In-depth understanding of JVM - performance monitoring tools (seven)




使用TOP命令查看当前系统的CPU/内存以及相关的进程状态 通过TOP命令可以详细看出当前系统的CPU、内存、负载以及各进程状态(PID、进程占用CPU、内存、用户)等。从上面的结果看出该系统上安装了MySQL、java,可以看到他们各自的进程ID,假如这时Java进程占用较高的CPU和内存,那么你就要留心了,如果程序中没有计算量特别大、占用内存特别多的代码,可能你的java程序出现了未知的问题,可以根据进程ID做进一步的跟踪。除了通过TOP命令找到进程信息以外,还可以通过jdk自带的工具JPS直接找到java程序的进程号。


在这里插入图片描述 可以看到jps命令直接罗列出了当前系统中存在的java进程,这里第一个是jps命令自己的java进程,而另外一个是我启动的nosql监控工具进程。通过这种方法查询到java程序的进程ID后,可以进一步通过:


在这里插入图片描述 上面的命令每隔1秒采样一次,一共采样四次。CPU占用率很高,上下文切换频繁,说明系统有线程正在频繁切换,这可能是你的程序开启了大量的线程存在资源竞争的情况。另外swap也是值得关注的指标,如果swpd过高则可能系统能使用的物理内存不足,不得不使用交换区内存,还有一个例外就是某些程序优先使用swap,导致swap飙升,而物理内存还有很多空余,这些情况是需要注意的。

yum install sysstat

在这里插入图片描述 pidstat还有其他的参数,可以通过pidstat --help获取,再次不再赘述。



@@ First, it is necessary to have certain principle knowledge as the basis, and second, it is necessary to master the process and method of troubleshooting and solving problems. This article will introduce the use of performance monitoring tools to help developers find the root cause of problems faster and more accurately. This article is divided into three parts, the first part will introduce the common monitoring tools in the Linux environment, the second part introduces the monitoring tools in the Windows environment, the third part will introduce the use of these monitoring tools to find out the java application step by step through a case study. The problem. The

Linux environment monitoring tool

needs to be declared first. Some of the tools described below can be used in both the Linux environment and the Windows environment, but it is more appropriate to use any tools in different environments.

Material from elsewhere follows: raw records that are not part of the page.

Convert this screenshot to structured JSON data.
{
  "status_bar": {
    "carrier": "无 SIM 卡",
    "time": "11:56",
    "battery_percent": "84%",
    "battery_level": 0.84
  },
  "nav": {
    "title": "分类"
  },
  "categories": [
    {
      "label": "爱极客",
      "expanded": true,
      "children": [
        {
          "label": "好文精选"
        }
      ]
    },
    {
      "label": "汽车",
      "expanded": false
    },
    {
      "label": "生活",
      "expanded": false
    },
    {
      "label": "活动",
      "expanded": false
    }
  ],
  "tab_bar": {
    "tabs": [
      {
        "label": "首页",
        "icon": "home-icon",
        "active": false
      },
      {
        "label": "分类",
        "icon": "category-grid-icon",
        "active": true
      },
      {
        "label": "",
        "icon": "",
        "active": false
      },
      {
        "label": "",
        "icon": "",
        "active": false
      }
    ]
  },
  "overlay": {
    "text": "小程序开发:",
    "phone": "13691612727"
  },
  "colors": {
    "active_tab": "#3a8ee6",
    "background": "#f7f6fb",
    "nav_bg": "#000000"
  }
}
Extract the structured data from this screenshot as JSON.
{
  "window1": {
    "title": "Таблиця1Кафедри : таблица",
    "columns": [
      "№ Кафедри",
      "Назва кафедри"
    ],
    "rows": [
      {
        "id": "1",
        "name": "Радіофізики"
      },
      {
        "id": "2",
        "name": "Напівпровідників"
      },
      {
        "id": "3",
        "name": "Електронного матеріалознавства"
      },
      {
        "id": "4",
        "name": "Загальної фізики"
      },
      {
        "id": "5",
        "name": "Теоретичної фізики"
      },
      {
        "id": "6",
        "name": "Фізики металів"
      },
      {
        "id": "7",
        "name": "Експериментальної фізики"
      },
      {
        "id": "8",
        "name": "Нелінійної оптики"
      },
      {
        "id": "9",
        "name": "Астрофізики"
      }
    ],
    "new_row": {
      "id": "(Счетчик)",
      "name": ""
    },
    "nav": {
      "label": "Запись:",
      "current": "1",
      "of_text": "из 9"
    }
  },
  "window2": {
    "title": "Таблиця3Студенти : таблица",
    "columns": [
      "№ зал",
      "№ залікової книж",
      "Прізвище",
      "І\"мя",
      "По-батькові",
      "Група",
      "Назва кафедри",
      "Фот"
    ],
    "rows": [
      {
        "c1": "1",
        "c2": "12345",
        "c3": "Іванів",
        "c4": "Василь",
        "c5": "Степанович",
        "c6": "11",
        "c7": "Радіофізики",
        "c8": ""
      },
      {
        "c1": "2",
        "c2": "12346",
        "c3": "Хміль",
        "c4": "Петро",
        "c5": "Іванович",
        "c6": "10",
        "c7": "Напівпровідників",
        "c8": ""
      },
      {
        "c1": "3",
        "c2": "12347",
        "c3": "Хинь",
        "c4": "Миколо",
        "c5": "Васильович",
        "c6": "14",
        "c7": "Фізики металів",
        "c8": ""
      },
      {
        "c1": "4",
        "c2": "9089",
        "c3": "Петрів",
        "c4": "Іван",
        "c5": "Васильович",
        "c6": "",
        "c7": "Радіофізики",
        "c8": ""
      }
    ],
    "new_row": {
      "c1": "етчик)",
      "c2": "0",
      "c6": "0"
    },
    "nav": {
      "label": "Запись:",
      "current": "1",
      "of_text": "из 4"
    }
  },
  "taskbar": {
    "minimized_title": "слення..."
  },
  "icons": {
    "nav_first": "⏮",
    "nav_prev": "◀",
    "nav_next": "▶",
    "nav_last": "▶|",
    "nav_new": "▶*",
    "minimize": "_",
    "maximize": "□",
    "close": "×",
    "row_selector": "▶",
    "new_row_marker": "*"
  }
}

Below we imagine such a scenario: one day the operation and maintenance personnel saw that the server load in the production environment increased, the CPU soared, and the memory usage increased. What should he do next? Some people may say that it will find that the load is rising and the CPU is soaring. . The reason, if it is caused by the application, kill it. If this method is used, the problem may be solved in a short time, but the problem is that the application is not available for a while, and we have not found the root cause of the problem. After the next restart, the problem will still occur. So what if a similar problem arises and the strict troubleshooting process? Before answering this question, let's take a look at several monitoring tools commonly used on Linux: 图片描述

Double-click on the left side of the java program you need to monitor to monitor it. This tool includes monitoring CPU, memory, threads, and classes. It is very powerful. All the functions described above have been used on this tool. With. Of course, how to use it and how to analyze it takes time to accumulate a little.

MemoryAnalyzer.exe: As we mentioned above, it is often used to analyze memory heap usage and is a very powerful tool. Detailed use, no more details here, you can download and try it out.

The above describes the monitoring tools based on Linux and Windows environment. With these tools, we will use them to do the corresponding things. Here is a simple case to explain how to use them.


First of all, through the above introduction, we should have an impression on the troubleshooting process. Here we will sort it out:


After a java application is started, use personnel The application is found to be unavailable. For the phenomenon, we do the following analysis:

1, first check the application status on the server. Use the jps command to query the currently running java process:

The java application with the process ID of 6400 is just enabled, indicating that the application is not hanged and still running.

2, query the CPU, memory and current load situation occupied by the process ID, top -p 6400. 图片描述

From the above results, the application did not cause the system load to be too high, and there was no abnormality in the CPU and memory.

3, through the above results, we speculate that the fault caused by memory can be less performance, so we prioritize the thread stack and use the jstack command to export the thread stack.

jstack 6400 > stack.out

We will transfer the file for easy viewing. 在这里插入图片描述 查看线程栈可以看出,主线程处于运行状态,而子线程ThreadA、ThreadB、ThreadC、ThreadD一边在等待一个锁,同时又持有另外一个锁,其实看到这里我们基本推断该应用程序存在死锁,因此造成线程等待,应用不可用。通过以上栈的信息,我们就可以到程序代码中详细查看代码了,并且修改bug解决此问题。

死锁 principle added:


As shown in the figure, the cause of the deadlock is that there is a mutual constraint between the threads, and no thread can continue to execute.


This article introduces the commonly used monitoring tools in Linux and Windows environments. Finally, a case is used to explain the troubleshooting process and how to use the monitoring tools to find out the cause of the application failure.